I just want you and anyone else who ever comes across this part of the thread to not believe in such garbage.
For sure. It's true that men in abusive relationships are definitionally in relationships. But the reason for that isn't, "women like abuse". Many people of all genders have abusive bosses, but nobody uses that to conclude that people like having abusive bosses. The way it works is that successful abusers are good at fooling people to get them into contexts where they can abuse. The ones not good enough at that end up alone, of course.
For anybody who wants to actually understand the dynamic, "Why Does He Do That? Inside the Minds of Angry and Controlling Men" is a great resource. Recently discussed on HN here: https://news.ycombinator.com/item?id=34497066
Again, the question isn't whether people like having an abusive partner. The question is, is being an abusive (or just bad) partner positively or inversely correlated with sexual opportunity? Your linked post doesn't engage with that question at all. It does explore why people perpetrate abuse, which is an interesting discussion in its own right, but not relevant to this OP.
And you conclude that this is incorrect and garbage on the grounds of what, exactly? I'm more inclined to believe the licensed psychiatrist over a random internet commenter.
To spare the HN community from this whole discussion, feel free to find my contact info in my profile. We can have a respectful debate over email if you want.
I will just end by saying, you are the one making claims which require evidence to back them up. Especially on a site like HN, it is a good idea to provide evidence for broad, sweeping claims. Or else dial those claims back.
I shared a source making this claim. You don't think it's a good source, which is a totally valid position, but you've not shared any evidence for this assertion. It'd be good to follow your own advice and back up your own claims with evidence, or dial back your claims about the blog. I'm really baffled why someone who called a piece of writing "horrible guided and confused" with nothing to back that claim up is in any position to lecture someone else about substantiating claims with evidence
As I said, I'd be happy to continue a respectful debate over email. Please engage me in that way, so that we can help each other and understand each other. This web site is not the right venue to continue this debate ad nauseam. I would like to respond to many of the things that you have said, but it doesn't make sense for us to do it on HN. If you really feel strongly about keeping the discourse public, you can always make a new HN submission showing our emails.

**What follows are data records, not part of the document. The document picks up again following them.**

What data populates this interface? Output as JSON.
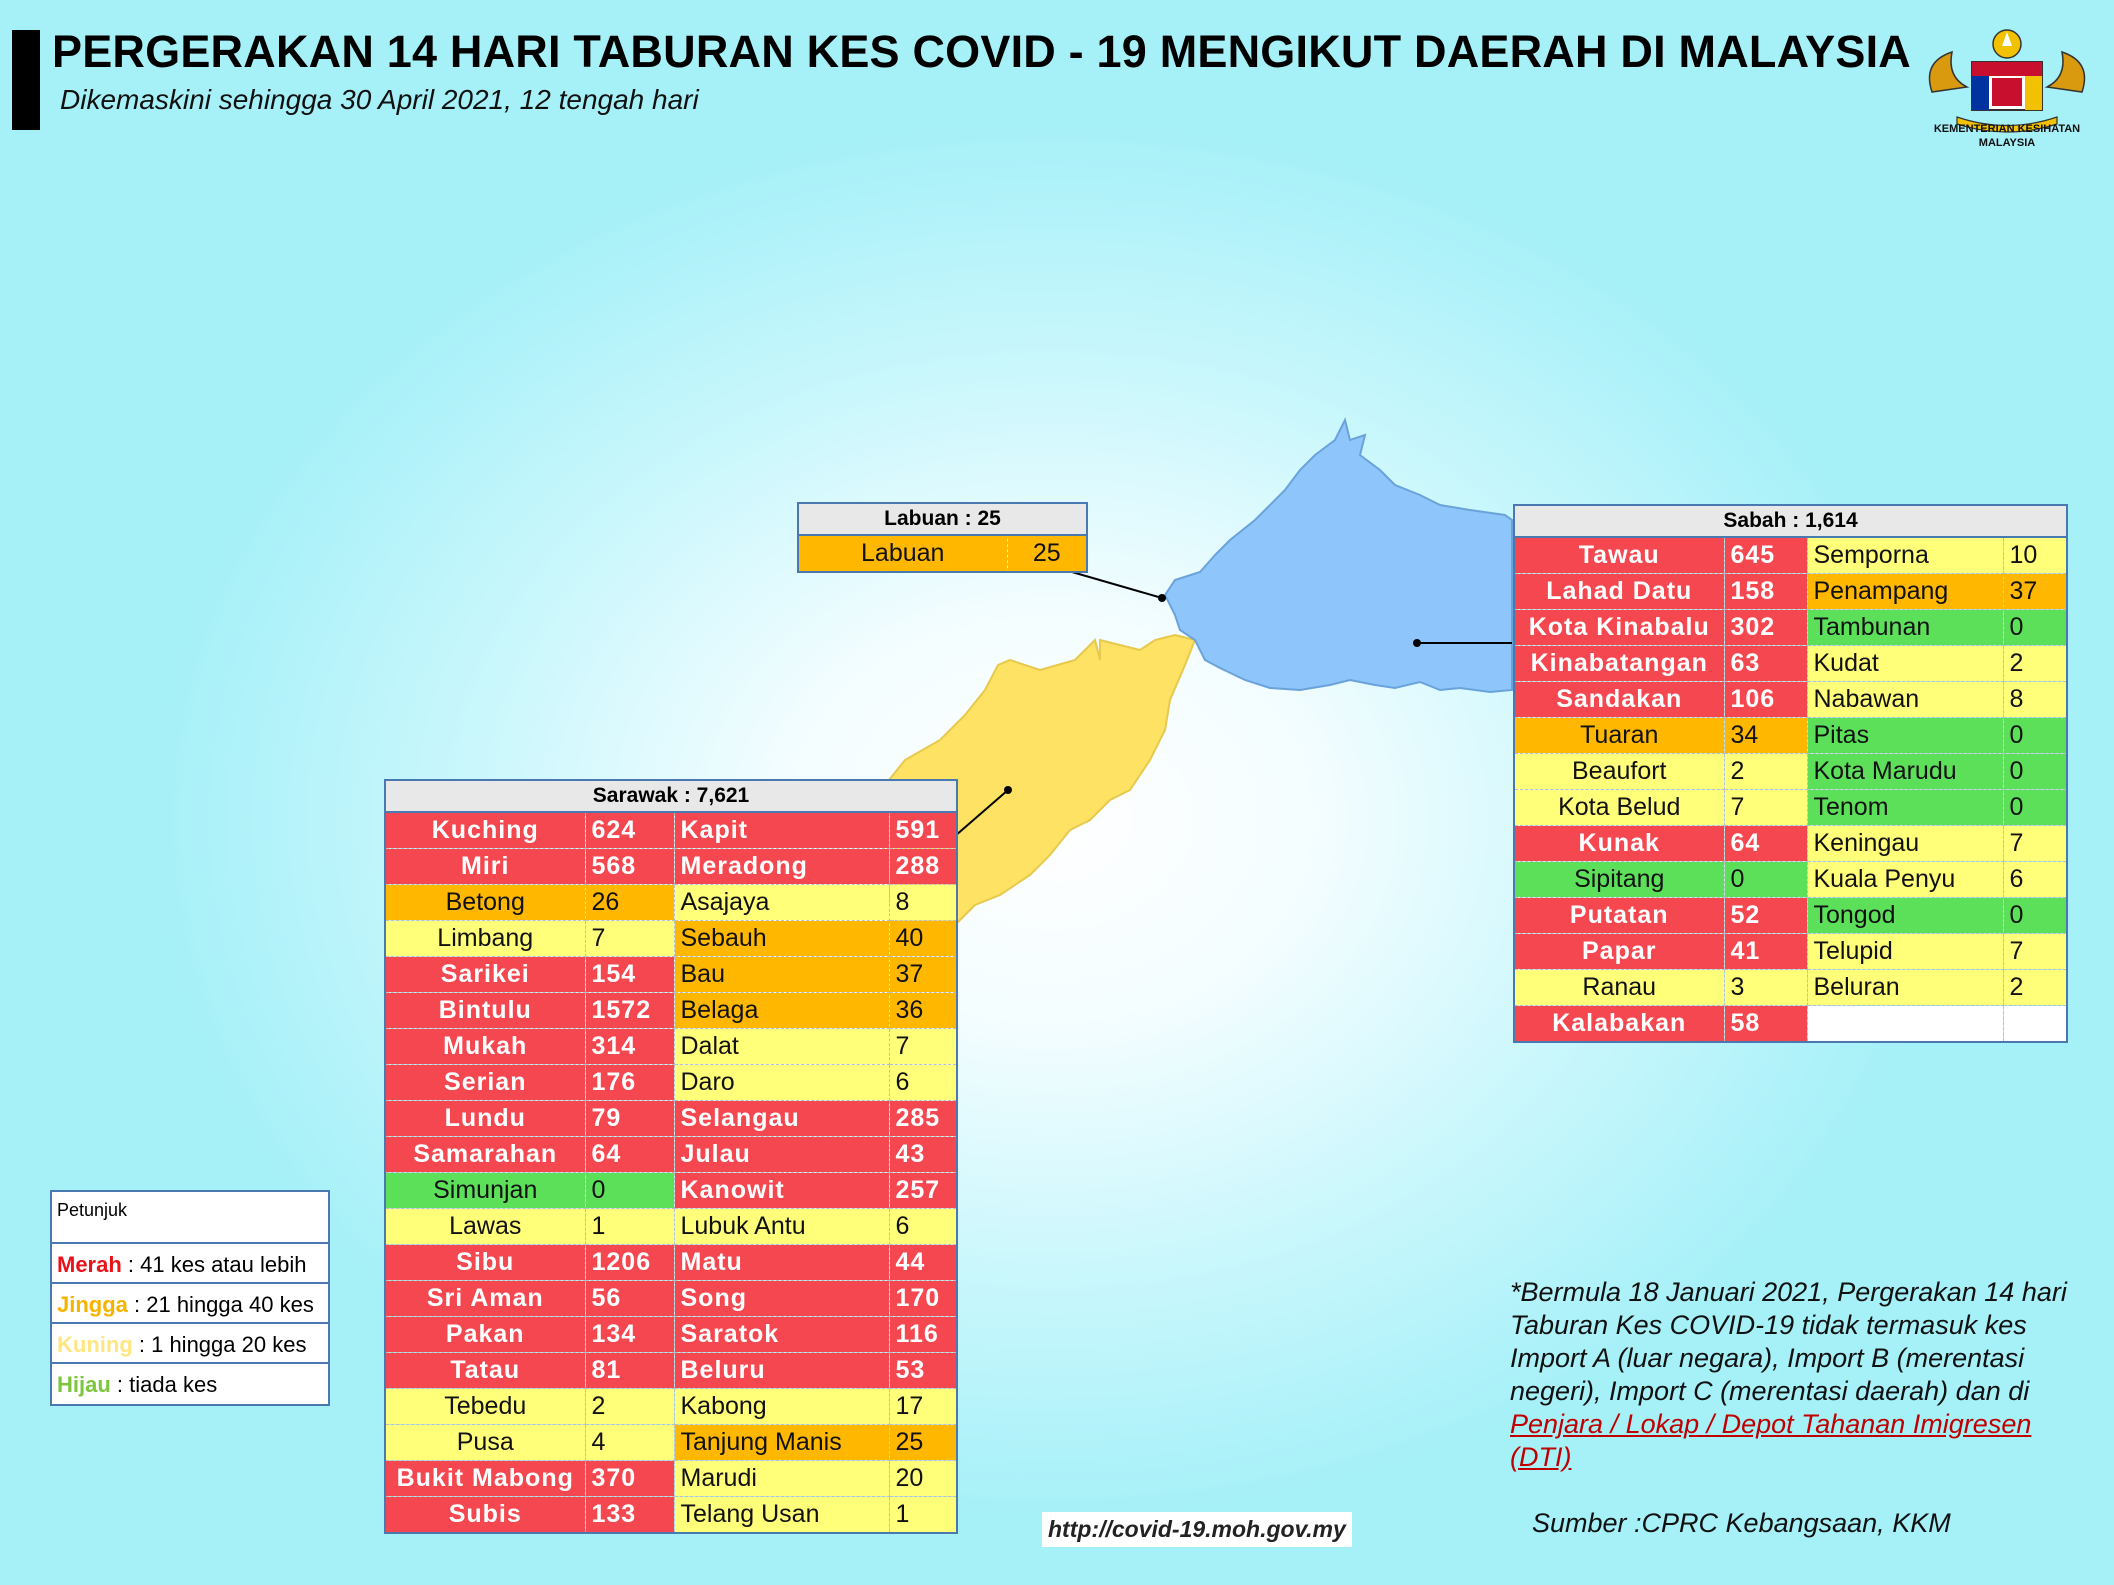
{
  "header": {
    "title": "PERGERAKAN 14 HARI TABURAN KES COVID - 19 MENGIKUT DAERAH DI MALAYSIA",
    "subtitle": "Dikemaskini sehingga 30 April 2021, 12 tengah hari"
  },
  "logo": {
    "name": "jata-negara-icon",
    "text1": "KEMENTERIAN KESIHATAN",
    "text2": "MALAYSIA"
  },
  "colors": {
    "red": "#f5474f",
    "orange": "#ffb700",
    "yellow": "#ffff7a",
    "green": "#5ce05a",
    "sabah_map": "#8ec5fa",
    "sarawak_map": "#fde264"
  },
  "labuan": {
    "header": "Labuan : 25",
    "rows": [
      {
        "name": "Labuan",
        "value": "25",
        "level": "o"
      }
    ]
  },
  "sabah": {
    "header": "Sabah : 1,614",
    "rows": [
      [
        {
          "name": "Tawau",
          "value": "645",
          "level": "r"
        },
        {
          "name": "Semporna",
          "value": "10",
          "level": "y"
        }
      ],
      [
        {
          "name": "Lahad Datu",
          "value": "158",
          "level": "r"
        },
        {
          "name": "Penampang",
          "value": "37",
          "level": "o"
        }
      ],
      [
        {
          "name": "Kota Kinabalu",
          "value": "302",
          "level": "r"
        },
        {
          "name": "Tambunan",
          "value": "0",
          "level": "g"
        }
      ],
      [
        {
          "name": "Kinabatangan",
          "value": "63",
          "level": "r"
        },
        {
          "name": "Kudat",
          "value": "2",
          "level": "y"
        }
      ],
      [
        {
          "name": "Sandakan",
          "value": "106",
          "level": "r"
        },
        {
          "name": "Nabawan",
          "value": "8",
          "level": "y"
        }
      ],
      [
        {
          "name": "Tuaran",
          "value": "34",
          "level": "o"
        },
        {
          "name": "Pitas",
          "value": "0",
          "level": "g"
        }
      ],
      [
        {
          "name": "Beaufort",
          "value": "2",
          "level": "y"
        },
        {
          "name": "Kota Marudu",
          "value": "0",
          "level": "g"
        }
      ],
      [
        {
          "name": "Kota Belud",
          "value": "7",
          "level": "y"
        },
        {
          "name": "Tenom",
          "value": "0",
          "level": "g"
        }
      ],
      [
        {
          "name": "Kunak",
          "value": "64",
          "level": "r"
        },
        {
          "name": "Keningau",
          "value": "7",
          "level": "y"
        }
      ],
      [
        {
          "name": "Sipitang",
          "value": "0",
          "level": "g"
        },
        {
          "name": "Kuala Penyu",
          "value": "6",
          "level": "y"
        }
      ],
      [
        {
          "name": "Putatan",
          "value": "52",
          "level": "r"
        },
        {
          "name": "Tongod",
          "value": "0",
          "level": "g"
        }
      ],
      [
        {
          "name": "Papar",
          "value": "41",
          "level": "r"
        },
        {
          "name": "Telupid",
          "value": "7",
          "level": "y"
        }
      ],
      [
        {
          "name": "Ranau",
          "value": "3",
          "level": "y"
        },
        {
          "name": "Beluran",
          "value": "2",
          "level": "y"
        }
      ],
      [
        {
          "name": "Kalabakan",
          "value": "58",
          "level": "r"
        },
        {
          "name": "",
          "value": "",
          "level": "e"
        }
      ]
    ]
  },
  "sarawak": {
    "header": "Sarawak : 7,621",
    "rows": [
      [
        {
          "name": "Kuching",
          "value": "624",
          "level": "r"
        },
        {
          "name": "Kapit",
          "value": "591",
          "level": "r"
        }
      ],
      [
        {
          "name": "Miri",
          "value": "568",
          "level": "r"
        },
        {
          "name": "Meradong",
          "value": "288",
          "level": "r"
        }
      ],
      [
        {
          "name": "Betong",
          "value": "26",
          "level": "o"
        },
        {
          "name": "Asajaya",
          "value": "8",
          "level": "y"
        }
      ],
      [
        {
          "name": "Limbang",
          "value": "7",
          "level": "y"
        },
        {
          "name": "Sebauh",
          "value": "40",
          "level": "o"
        }
      ],
      [
        {
          "name": "Sarikei",
          "value": "154",
          "level": "r"
        },
        {
          "name": "Bau",
          "value": "37",
          "level": "o"
        }
      ],
      [
        {
          "name": "Bintulu",
          "value": "1572",
          "level": "r"
        },
        {
          "name": "Belaga",
          "value": "36",
          "level": "o"
        }
      ],
      [
        {
          "name": "Mukah",
          "value": "314",
          "level": "r"
        },
        {
          "name": "Dalat",
          "value": "7",
          "level": "y"
        }
      ],
      [
        {
          "name": "Serian",
          "value": "176",
          "level": "r"
        },
        {
          "name": "Daro",
          "value": "6",
          "level": "y"
        }
      ],
      [
        {
          "name": "Lundu",
          "value": "79",
          "level": "r"
        },
        {
          "name": "Selangau",
          "value": "285",
          "level": "r"
        }
      ],
      [
        {
          "name": "Samarahan",
          "value": "64",
          "level": "r"
        },
        {
          "name": "Julau",
          "value": "43",
          "level": "r"
        }
      ],
      [
        {
          "name": "Simunjan",
          "value": "0",
          "level": "g"
        },
        {
          "name": "Kanowit",
          "value": "257",
          "level": "r"
        }
      ],
      [
        {
          "name": "Lawas",
          "value": "1",
          "level": "y"
        },
        {
          "name": "Lubuk Antu",
          "value": "6",
          "level": "y"
        }
      ],
      [
        {
          "name": "Sibu",
          "value": "1206",
          "level": "r"
        },
        {
          "name": "Matu",
          "value": "44",
          "level": "r"
        }
      ],
      [
        {
          "name": "Sri Aman",
          "value": "56",
          "level": "r"
        },
        {
          "name": "Song",
          "value": "170",
          "level": "r"
        }
      ],
      [
        {
          "name": "Pakan",
          "value": "134",
          "level": "r"
        },
        {
          "name": "Saratok",
          "value": "116",
          "level": "r"
        }
      ],
      [
        {
          "name": "Tatau",
          "value": "81",
          "level": "r"
        },
        {
          "name": "Beluru",
          "value": "53",
          "level": "r"
        }
      ],
      [
        {
          "name": "Tebedu",
          "value": "2",
          "level": "y"
        },
        {
          "name": "Kabong",
          "value": "17",
          "level": "y"
        }
      ],
      [
        {
          "name": "Pusa",
          "value": "4",
          "level": "y"
        },
        {
          "name": "Tanjung Manis",
          "value": "25",
          "level": "o"
        }
      ],
      [
        {
          "name": "Bukit Mabong",
          "value": "370",
          "level": "r"
        },
        {
          "name": "Marudi",
          "value": "20",
          "level": "y"
        }
      ],
      [
        {
          "name": "Subis",
          "value": "133",
          "level": "r"
        },
        {
          "name": "Telang Usan",
          "value": "1",
          "level": "y"
        }
      ]
    ]
  },
  "legend": {
    "title": "Petunjuk",
    "items": [
      {
        "key": "Merah",
        "text": " : 41 kes atau lebih",
        "color": "#e8121a"
      },
      {
        "key": "Jingga",
        "text": " : 21 hingga 40 kes",
        "color": "#f5b400"
      },
      {
        "key": "Kuning",
        "text": " : 1 hingga 20 kes",
        "color": "#ffe680"
      },
      {
        "key": "Hijau",
        "text": " : tiada kes",
        "color": "#7cc63e"
      }
    ]
  },
  "note": {
    "text": "*Bermula 18 Januari 2021, Pergerakan 14 hari Taburan Kes COVID-19 tidak termasuk kes Import A (luar negara), Import B (merentasi negeri), Import C (merentasi daerah) dan di ",
    "link": "Penjara / Lokap / Depot Tahanan Imigresen (DTI)"
  },
  "footer": {
    "url": "http://covid-19.moh.gov.my",
    "source": "Sumber :CPRC Kebangsaan,  KKM"
  }
}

Again, my contact is in my profile. Whether or not we continue to talk, I wish you all the best.
Or we can skip this and just post the messages straight to HN - if you're fine with the submitting emails to HN then this is just and efficiency gain by skipping one layer of indirection.
So back to where we left off: I shared a blob post by a psychiatrist, which you disagreed with and called "horribly misguided and confused" yet neglected to explain any particular explanation why. Furthermore, you insisted that I post additional sources to back up the article I shared, yet you've shared none to support your criticisms. Do you think this is an effective way to argue your point?
Too bad this was flagged, since the OP 1) not only described himself as "a regular reader" of reddit (embarrassing enough), but of a particular reddit where people post made up stories (that he takes at face value), and 2) that he has the physiognomy (google him) of a male feminist undone by sexual assault allegations.
So if the content of AITA is any guide, we could solve a lot of these problems just by training the bottom quartile of men in the basics. Hygiene. Being a good roommate. Being a good friend. Being a good economic partner. Etc, etc. There appear to be a lot of guys out there who want to go from having mommy do everything while they play video games to having a bang maid [1] who does the same. It's no wonder they're having a harder and harder time getting any.